「秘事」大嘗祭に反応様々 大麻解禁論者のあの元女優も“参戦”

2019年11月15日 16時00分

純白の祭服で大嘗宮の悠紀殿に向かわれる天皇陛下(宮内庁提供、ロイター)

 板挟みの皇室行事は、縮小を余儀なくされるのか。皇位継承の重要祭祀となる「大嘗祭(だいじょうさい)」の中心儀式「大嘗宮(だいじょうきゅう)の儀」が14日夜から15日朝にかけ、皇居で営まれた。儀式は大半が非公開で、「秘事」とされる。総額約24億4000万円の国費が投じられる式の在り方を巡っては、賛否が渦巻いたが反応もさまざまだ。

 大嘗祭は天皇代替わりに伴う祭祀で、一世に一度限り。

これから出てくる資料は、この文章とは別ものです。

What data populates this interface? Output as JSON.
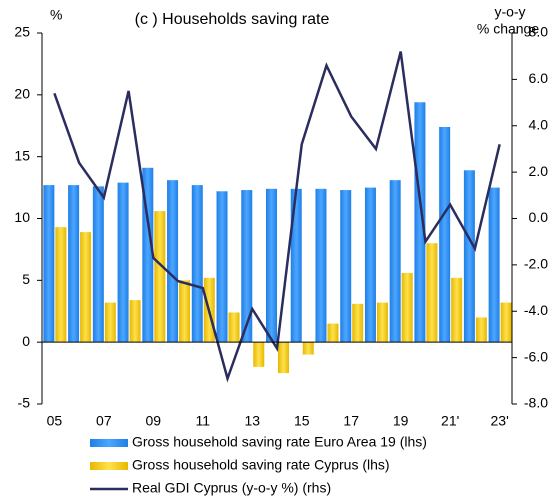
{
  "chart_data": {
    "type": "bar",
    "title": "(c ) Households saving rate",
    "ylabel": "%",
    "y2label": [
      "y-o-y",
      "% change"
    ],
    "categories": [
      "05",
      null,
      "07",
      null,
      "09",
      null,
      "11",
      null,
      "13",
      null,
      "15",
      null,
      "17",
      null,
      "19",
      null,
      "21'",
      null,
      "23'"
    ],
    "series": [
      {
        "name": "Gross household saving rate Euro Area 19 (lhs)",
        "color": "#3399ff",
        "type": "bar",
        "values": [
          12.7,
          12.7,
          12.6,
          12.9,
          14.1,
          13.1,
          12.7,
          12.2,
          12.3,
          12.4,
          12.4,
          12.4,
          12.3,
          12.5,
          13.1,
          19.4,
          17.4,
          13.9,
          12.5
        ]
      },
      {
        "name": "Gross household saving rate Cyprus (lhs)",
        "color": "#ffcc00",
        "type": "bar",
        "values": [
          9.3,
          8.9,
          3.2,
          3.4,
          10.6,
          5.0,
          5.2,
          2.4,
          -2.0,
          -2.5,
          -1.0,
          1.5,
          3.1,
          3.2,
          5.6,
          8.0,
          5.2,
          2.0,
          3.2
        ]
      },
      {
        "name": "Real GDI Cyprus (y-o-y %) (rhs)",
        "color": "#2b2d5e",
        "type": "line",
        "axis": "y2",
        "values": [
          5.4,
          2.4,
          0.9,
          5.5,
          -1.7,
          -2.7,
          -3.0,
          -6.9,
          -3.9,
          -5.6,
          3.2,
          6.6,
          4.4,
          3.0,
          7.2,
          -1.0,
          0.6,
          -1.3,
          3.2
        ]
      }
    ],
    "ylim": [
      -5,
      25
    ],
    "yticks": [
      -5,
      0,
      5,
      10,
      15,
      20,
      25
    ],
    "y2lim": [
      -8,
      8
    ],
    "y2ticks": [
      {
        "value": -8,
        "label": "-8.0"
      },
      {
        "value": -6,
        "label": "-6.0"
      },
      {
        "value": -4,
        "label": "-4.0"
      },
      {
        "value": -2,
        "label": "-2.0"
      },
      {
        "value": 0,
        "label": "0.0"
      },
      {
        "value": 2,
        "label": "2.0"
      },
      {
        "value": 4,
        "label": "4.0"
      },
      {
        "value": 6,
        "label": "6.0"
      },
      {
        "value": 8,
        "label": "8.0"
      }
    ],
    "legend": "bottom"
  }
}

7世紀後半の天武天皇、持統天皇のころに整備されたとされる。戦乱などの影響で、室町時代から江戸時代にかけて約220年間中断。天皇神格化を進めた明治期に大規模化した。

 皇居・東御苑に特設された大嘗宮で、公的な皇室行事として営まれた大嘗宮の儀は、14日夜の「悠紀殿供饌(ゆきでんきょうせん)の儀」と、15日未明の「主基殿供饌(すきでんきょうせん)の儀」がある。

 その内容は非公開で、天皇陛下が神前に飯や酒などを供え、御告文を読み、豊作などを祈念するというが、詳細は明かされていない。

 宮内庁は「皇祖神とされる天照大神(あまてらすおおみかみ)や全ての神々に新穀を供え、自らも食べることで、五穀豊穣に感謝し、国と国民の安寧を祈る」とだけ説明する。

 一方、宗教色が強いため、政教分離の原則に反するとの批判にもさらされた。

 神道形式の大嘗祭に対する公費支出を巡っては、1990年に催された前回から、憲法の政教分離原則に反するとの批判が根強いが、政府は令和の今回も公的性格を認め、費用は皇室の公的活動費「宮廷費」を充てた。

 昨年には秋篠宮さまが国費で賄うことに疑義を呈し、内廷費から支出すべきとの異例の発言が波紋を呼んだ。皇居の東御苑にはこの儀式のためだけに社殿が造られたが、職人不足や経費削減で、伝統的な茅葺き屋根から質素な板葺き屋根に。

 すると今度は皇室行事の歴史を重んじる保守派から「1300年の歴史が途切れた」とひんしゅくを買った。

 大嘗祭は午後6時半から午前3時過ぎまで、前出の2つの儀が行われ、その間、電気も使われず灯明だけ。河野太郎防衛相は出席前、ツイッターで「徹夜なので防寒にバリバリ着込んでいます」と書き込んだ。30年前の大嘗祭ではあり得なかった情報発信で、令和の時代ならではの光景だ。

 また大嘗祭では、大麻の話題まで出た。大麻解禁を訴える元女優・高樹沙耶こと益戸育江さんは大嘗祭で献上される麻織物が大麻であることを挙げ、「日本の皆様お忘れでしょうか? 大麻と深いつながりがある国であったこと」とツイートした。

 安倍昭恵首相夫人も益戸さん同様、神事で使われる大麻の規制は、日本の伝統文化を崩壊しかねないというのが持論だが「桜を見る会」の中止騒動もある中、さすがに式当日のタイミングで自説を訴えることはなかった。

 16、18日には、天皇皇后両陛下が参列者と酒食を共にする「大饗(だいきょう)の儀」が宮殿で催される。